Thursday, 6 May 2010


Dinosaur that I am, I have come to truly appreciate the technological advances of our age.  I have just signed up for Skype, though I assure you that the world is not ready to see me on a high definition camcorder.  I love the Kindle I got for Christmas and now I have 15 books sitting by my bedside to be read instead of four.  I spend most of the day on my lap top and experience some form of withdrawal if I don’t receive at least 30 non-advertisement e-mails a day.  But I have drawn a line in the proverbial sand and I have refused to get a smart phone – at least for now.
Lest you think I have forgotten that this is a marriage blog let me close the loop.  Have you ever heard a wife say, “If he would only talk to me?”  Or, “When I ask him how his day was he just says, ‘Fine’.”  For many husbands “Fine” is a complete sentence.  For the wife who has perhaps been at home all day conversing with three children under the age of five “Fine” doesn’t cut it.  She wants to connect, she wants a real conversation, and she wants adult conversation about adult topics.  Getting most husbands to initiate a meaningful conversation when they walk in the door might be akin to a cultural shift of getting men to wear kilts. 

Smart phones (iPhone, Blackberry, etc.) have driven personal, intimate, one-on-one conversations to a new low.  Work, ESPN and the latest breaking financial news now have immediate access to the once physically present but emotionally absent husband.  Each time his phone goes off he reaches for it like Wyatt Earp trying to outdraw the bad guys.  Enough already!  Park your smart phone at the door.  Give your wife a big hug, ask her how her day was and ask what you might do to help.

This posting makes it sound as though this is a malady that affects men only, not so.  The real point is that electronics can take over your life if you let them –what do you think?

Tuesday, 4 May 2010

The Perfect Storm

A "perfect storm" is an expression that describes an event where a rare combination of circumstances will aggravate a situation drastically.  John Eldredge recently applied this term to marriage as he suggested that, “your woundedness, your sin, and your style of relating (not to mention your personality) will collide in devastating precision with your spouse’s.” 

My initial thoughts were:
(1)  “I’m not wounded, I’m not a sinner and I relate to others quite well thank you very much.”  - Okay, I didn’t buy this response either but it sounded masculine.
(2)  “I didn’t sign up for any program that sounded like that.” – Welcome to the club.
(3)  “I thought this blog was entitled ‘Marriage God’s Way’ so what’s all the gloom and doom?  Where’s the “they lived happily ever after” part of the story?”

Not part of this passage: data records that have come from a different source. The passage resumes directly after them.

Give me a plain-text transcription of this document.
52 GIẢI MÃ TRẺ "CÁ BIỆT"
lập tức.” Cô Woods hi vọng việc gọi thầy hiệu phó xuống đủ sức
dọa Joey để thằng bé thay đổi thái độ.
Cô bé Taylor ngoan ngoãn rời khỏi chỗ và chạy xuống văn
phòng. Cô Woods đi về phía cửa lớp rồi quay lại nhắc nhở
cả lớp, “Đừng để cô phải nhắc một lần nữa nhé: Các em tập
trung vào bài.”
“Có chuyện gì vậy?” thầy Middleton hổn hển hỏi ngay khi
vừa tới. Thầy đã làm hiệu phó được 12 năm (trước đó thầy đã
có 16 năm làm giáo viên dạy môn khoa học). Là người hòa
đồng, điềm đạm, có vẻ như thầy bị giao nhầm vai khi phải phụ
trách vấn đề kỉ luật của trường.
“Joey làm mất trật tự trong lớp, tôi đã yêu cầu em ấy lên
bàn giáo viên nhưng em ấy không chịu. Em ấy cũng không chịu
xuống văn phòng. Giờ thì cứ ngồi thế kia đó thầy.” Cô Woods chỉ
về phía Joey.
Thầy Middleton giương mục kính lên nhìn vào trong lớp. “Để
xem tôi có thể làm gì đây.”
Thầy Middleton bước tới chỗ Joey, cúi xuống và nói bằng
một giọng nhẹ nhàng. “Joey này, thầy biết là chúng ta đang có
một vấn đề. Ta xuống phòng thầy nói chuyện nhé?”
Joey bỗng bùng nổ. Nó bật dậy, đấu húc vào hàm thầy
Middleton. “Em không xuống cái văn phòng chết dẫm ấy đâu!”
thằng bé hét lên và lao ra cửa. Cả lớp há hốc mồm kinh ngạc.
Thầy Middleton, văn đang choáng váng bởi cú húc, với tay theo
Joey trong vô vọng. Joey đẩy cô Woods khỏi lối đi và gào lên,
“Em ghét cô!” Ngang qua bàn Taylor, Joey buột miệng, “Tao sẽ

To suggest that I haven’t been wounded would be to acknowledge that I have been living on another planet since birth.  Between self-inflicted wounds, pain that I have caused others and the hurts and disappointments I’ve experienced I am an intimate acquaintance with woundedness.

“If we say we have no sin we deceive ourselves and the truth is not in us.”  (1John 1:8)  Enough said.

Which brings me to what is behind door number three – where is God in this perfect storm?  God is in the midst of the storm with me, just as Jesus was in the boat when the fierce storm came up.  Just the way he brought calmness to the raging sea and violent winds he can bring calmness to my marriage and yours.  Jesus never promised smooth sailing to his disciples nor has He promised us smooth sailing in our marriages.  Just as he promised to get his disciples safely to the other side, He promises to help us navigate the sometimes stormy seas of marriage.

If you can accept that God’s “ultimate will” prevails, in spite of the fact that we have free will, then accept that our spouses have been selected for us by God and that our life partner is an essential part of God’s plan for our life.  In some instance Kathleen is the rudder that helps me stay clear of some of life’s rocks, sometimes she is the sail that helps me catch the wind to keep going when things are difficult, and often she is the anchor that helps me stay steady and calm during a storm.

By seeing Kathleen as part of God’s sovereign plan for my life, by seeing her differing point of view as part of God’s rescue mission it has made for sunny days, no clouds and a zero percent chance of precipitation.

Is God in your boat or do you feel as though you have been set adrift?